Esse pedido, no entanto, não é novidade. Bruno Scheid já havia tentado anteriormente autorização semelhante, mas a solicitação segue pendente de análise por parte de Moraes. Vale lembrar que Scheid não é apenas um apoiador, mas também figura de destaque dentro do PL rondoniense. Em 2022, ele se lançou como pré-candidato a deputado federal, embora não tenha conseguido se eleger. Ainda assim, ganhou notoriedade nos bastidores como um dos principais articuladores na busca por recursos para a campanha presidencial de Bolsonaro, especialmente junto ao setor ruralista, que sempre teve peso relevante na política brasileira.
A situação de Bolsonaro hoje é bem diferente do que se via até pouco tempo. Depois das investigações e processos que se acumulam, o ex-presidente se encontra limitado por uma série de medidas impostas pelo STF. Entre elas, estão a proibição de deixar o Brasil, o uso de tornozeleira eletrônica, além do recolhimento domiciliar noturno (das 19h às 6h) e em tempo integral nos fins de semana e feriados. Essas regras foram determinadas justamente após o descumprimento de cautelares já estabelecidas, o que levou Moraes a endurecer as condições.
Outro ponto delicado envolve as redes sociais. Bolsonaro estava proibido de usá-las diretamente ou até por meio de intermediários. Porém, no dia 3 de agosto, acabou participando de uma manifestação pró-anistia através de uma videochamada. O momento foi gravado e compartilhado nas redes pelo seu filho, o senador Flávio Bolsonaro (PL-RJ), o que acabou configurando uma quebra das restrições.
Diante desse cenário, as visitas se tornam um capítulo à parte. Quem não é da família precisa de autorização expressa do STF para entrar em contato presencial com o ex-presidente. Até agora, um único pedido foi negado oficialmente: o do deputado Gustavo Gayer (PL-GO). O motivo? Ele é alvo de um inquérito sigiloso que ainda corre dentro do Supremo e que tem conexão direta com investigações envolvendo Bolsonaro.
O caso de Scheid, portanto, se diferencia. Não há menção de processos diretos contra ele, mas ainda assim a decisão está nas mãos de Alexandre de Moraes. E cada passo nessa história tem peso político. Afinal, Bolsonaro segue sendo uma figura central no debate público brasileiro, mesmo sem cargo eletivo. O que acontece em torno dele gera repercussões que vão além da sua própria pessoa, atingindo o PL e todo o campo conservador do país.

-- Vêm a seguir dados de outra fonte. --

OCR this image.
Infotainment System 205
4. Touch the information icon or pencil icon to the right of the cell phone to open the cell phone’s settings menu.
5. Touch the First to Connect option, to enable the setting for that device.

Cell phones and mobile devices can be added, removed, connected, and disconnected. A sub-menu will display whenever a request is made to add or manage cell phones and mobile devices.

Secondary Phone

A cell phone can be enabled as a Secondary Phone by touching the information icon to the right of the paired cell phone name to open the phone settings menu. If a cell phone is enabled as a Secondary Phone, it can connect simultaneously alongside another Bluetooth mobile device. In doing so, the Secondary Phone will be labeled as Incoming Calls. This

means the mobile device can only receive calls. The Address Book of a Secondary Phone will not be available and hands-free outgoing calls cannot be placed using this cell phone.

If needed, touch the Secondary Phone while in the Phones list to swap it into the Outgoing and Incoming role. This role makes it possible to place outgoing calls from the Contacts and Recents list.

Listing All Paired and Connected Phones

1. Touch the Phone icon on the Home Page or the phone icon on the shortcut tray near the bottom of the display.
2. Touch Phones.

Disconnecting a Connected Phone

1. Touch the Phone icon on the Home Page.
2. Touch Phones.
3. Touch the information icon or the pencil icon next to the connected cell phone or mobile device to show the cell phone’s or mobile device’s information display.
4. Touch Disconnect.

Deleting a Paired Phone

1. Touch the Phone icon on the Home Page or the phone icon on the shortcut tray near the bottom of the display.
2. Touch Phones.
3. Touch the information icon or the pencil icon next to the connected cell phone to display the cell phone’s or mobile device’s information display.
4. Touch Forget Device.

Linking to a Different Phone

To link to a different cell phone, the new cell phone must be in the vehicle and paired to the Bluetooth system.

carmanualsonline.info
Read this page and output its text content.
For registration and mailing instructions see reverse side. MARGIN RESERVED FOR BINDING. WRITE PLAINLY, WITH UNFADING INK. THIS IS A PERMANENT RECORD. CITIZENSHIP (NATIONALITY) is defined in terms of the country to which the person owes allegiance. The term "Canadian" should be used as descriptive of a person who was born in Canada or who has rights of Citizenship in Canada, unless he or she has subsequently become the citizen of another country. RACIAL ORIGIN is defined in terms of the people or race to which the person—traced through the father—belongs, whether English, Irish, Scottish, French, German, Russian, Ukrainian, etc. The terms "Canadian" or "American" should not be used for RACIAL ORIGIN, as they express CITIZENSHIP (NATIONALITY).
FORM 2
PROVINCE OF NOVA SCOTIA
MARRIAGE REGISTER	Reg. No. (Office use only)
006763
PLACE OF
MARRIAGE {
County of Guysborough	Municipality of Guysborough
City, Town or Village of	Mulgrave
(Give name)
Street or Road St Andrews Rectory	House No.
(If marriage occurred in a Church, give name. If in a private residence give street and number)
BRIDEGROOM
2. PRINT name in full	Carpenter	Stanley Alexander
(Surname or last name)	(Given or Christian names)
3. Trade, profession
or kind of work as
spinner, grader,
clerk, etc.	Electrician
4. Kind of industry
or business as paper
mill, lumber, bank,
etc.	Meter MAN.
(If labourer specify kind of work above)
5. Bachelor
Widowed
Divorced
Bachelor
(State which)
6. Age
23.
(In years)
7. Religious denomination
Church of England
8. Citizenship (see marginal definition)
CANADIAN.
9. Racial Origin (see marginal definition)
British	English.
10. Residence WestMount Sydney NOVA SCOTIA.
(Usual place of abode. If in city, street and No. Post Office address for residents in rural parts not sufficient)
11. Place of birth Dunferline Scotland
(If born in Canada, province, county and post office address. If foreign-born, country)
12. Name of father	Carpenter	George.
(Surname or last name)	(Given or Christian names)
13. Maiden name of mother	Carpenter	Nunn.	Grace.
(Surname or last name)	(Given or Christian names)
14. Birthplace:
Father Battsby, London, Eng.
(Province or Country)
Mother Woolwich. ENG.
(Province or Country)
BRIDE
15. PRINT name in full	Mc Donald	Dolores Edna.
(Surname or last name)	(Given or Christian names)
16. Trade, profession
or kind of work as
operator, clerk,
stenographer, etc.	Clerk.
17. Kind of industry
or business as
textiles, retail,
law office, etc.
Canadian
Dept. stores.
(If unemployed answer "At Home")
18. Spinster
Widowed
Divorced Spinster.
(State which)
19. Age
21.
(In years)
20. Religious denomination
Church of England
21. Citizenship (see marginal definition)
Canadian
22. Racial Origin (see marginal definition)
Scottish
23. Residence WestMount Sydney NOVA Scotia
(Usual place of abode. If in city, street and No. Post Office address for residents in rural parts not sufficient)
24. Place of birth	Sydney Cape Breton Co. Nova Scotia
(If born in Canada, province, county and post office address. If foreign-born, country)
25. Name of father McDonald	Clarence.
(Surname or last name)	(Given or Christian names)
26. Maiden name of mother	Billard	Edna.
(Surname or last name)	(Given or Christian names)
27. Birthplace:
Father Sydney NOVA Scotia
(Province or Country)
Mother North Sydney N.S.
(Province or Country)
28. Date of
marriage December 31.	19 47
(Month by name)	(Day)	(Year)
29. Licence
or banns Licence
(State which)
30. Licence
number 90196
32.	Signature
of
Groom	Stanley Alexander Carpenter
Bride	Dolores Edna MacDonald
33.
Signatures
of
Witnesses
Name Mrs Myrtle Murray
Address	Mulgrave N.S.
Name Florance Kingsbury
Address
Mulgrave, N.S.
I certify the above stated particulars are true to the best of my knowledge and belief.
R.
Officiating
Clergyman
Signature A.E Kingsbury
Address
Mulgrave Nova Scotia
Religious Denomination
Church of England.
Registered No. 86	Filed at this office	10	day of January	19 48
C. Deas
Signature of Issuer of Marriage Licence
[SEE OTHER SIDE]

Esse episódio também dialoga com o clima atual da política nacional, em que qualquer movimentação ligada ao ex-presidente vira combustível para debates nas redes e até mesmo no Congresso. O fato de Scheid ser um articulador com base forte em Rondônia, um estado onde Bolsonaro ainda mantém grande apoio, torna a situação ainda mais simbólica.
Agora resta aguardar a posição de Moraes. Enquanto isso, o ex-presidente segue cercado de restrições, tentando se manter ativo politicamente mesmo limitado, e contando com aliados próximos para sustentar sua influência. Se Scheid conseguirá ou não visitá-lo, é algo que ainda pode render novos capítulos nos próximos dias.